Walau pun begitu, ada kisah yang ingin aku ceritakan tentang Si Udin kepadamu,
kawan. Kisah yang dia ceritakan kepadaku dua hari yang lalu. Dia bilang jangan
ceritakan pada orang lain. Tapi kau tahu sendiri lah aku ini, aku suka tidak
tahan jika menyimpan emosi sahabatku yang menggebu-gebu ini di dalam otakku
sendiri. Hal ini kurasakan seperti bom yang diberikan Si Udin kepadaku. Bom ini
hampir meledak, rasanya tidak mungkin saja jika aku simpan saja bomnya kemudian
aku meledak. Setidaknya bom ini aku lempar ke udara dan meledak disana, sehingga
semua orang selamat dan tidak ada yang terluka.
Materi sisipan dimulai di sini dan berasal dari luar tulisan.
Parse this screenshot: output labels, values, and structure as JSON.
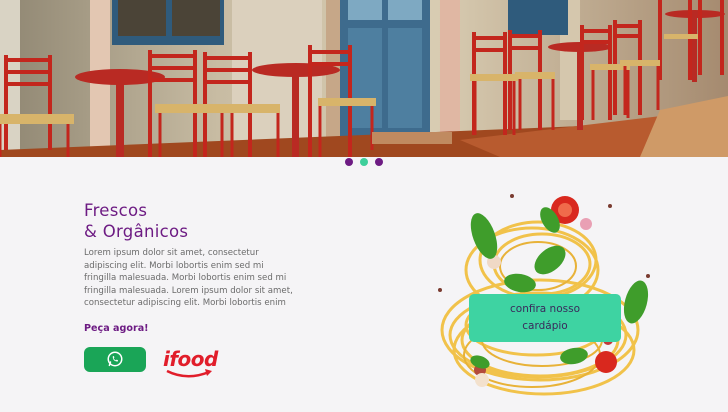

Nah, itulah yang sedang
kulakukan kini, kawan. Toh, aku rasa aku tidak mengkhianati Si Udin dengan
menceritakan kisahnya itu. Aku kan hanya menulis, dan kebetulan mem-posting-nya di sini. Masalah kau membaca
tulisanku ini, tentu itu bukan urusanku. Itu urusanmu, kawan. Karena rasa
ingin-tahumu terhadap Si Udin kan? Jangan salah kan aku dong kalau begitu.
kelompok petualang si Udin |
Lalu bagaimana
dengan Si Udin dan teman petualangnya yang lain?
Awalnya sih berjalan lancar ketika persiapan. Namun semuanya tidak selancar
yang kau bayangkan pada hari keberangkatan. Koordinasi dalam kelompok kacau
balau, fungsi kepemimpinan hilang, kendali diambil alih, dan entah apa lagi aku
tidak ingat betul urutannya. Begitulah yang Udin ceritakan padaku, kawan. Dan
kejadian itu berhasil membuat Si Ceria, Udin, menjadi sedih dan mengurung diri
di kamar. Awalnya aku pun tidak mengerti bagaimana perasaan serta kondisi
emosional Udin saat itu. Namun aku ingat betul nasihat Udin dahulu saat aku
mengalami masalah juga. “Isi fikiran kita memang berbeda-beda, maka saling
memahamilah yang harus kita lakukan”. Lalu kusampaikan lagi kata-kata itu
padanya, tentunya juga aku resapi nasihat itu buat diriku sendiri untuk
memahami keadaan Si Udin. Aku rasa kau juga begitu kan, kawan? Ah! Kurasa kau
belum mengerti juga dengan apa yang kuceritakan. Biar kuperjelas kronologis
kejadiannya. Ini demi kau, kawan. Pada malam sebelum keberangkatan ke Gunung
Gajah, wakil kepala suku mengirimkan surat perintah kepada Kambing Jantan, Si
Udin, untuk mengkoordinasikan keberangkatan anggota kelompok petualang ke
Gunung Gajah. Sang wakil akan menyusul kemudian dengan menggunakannya kudanya,
karena beliau juga ada pertemuan sebelumnya dengan kelompok viking biru.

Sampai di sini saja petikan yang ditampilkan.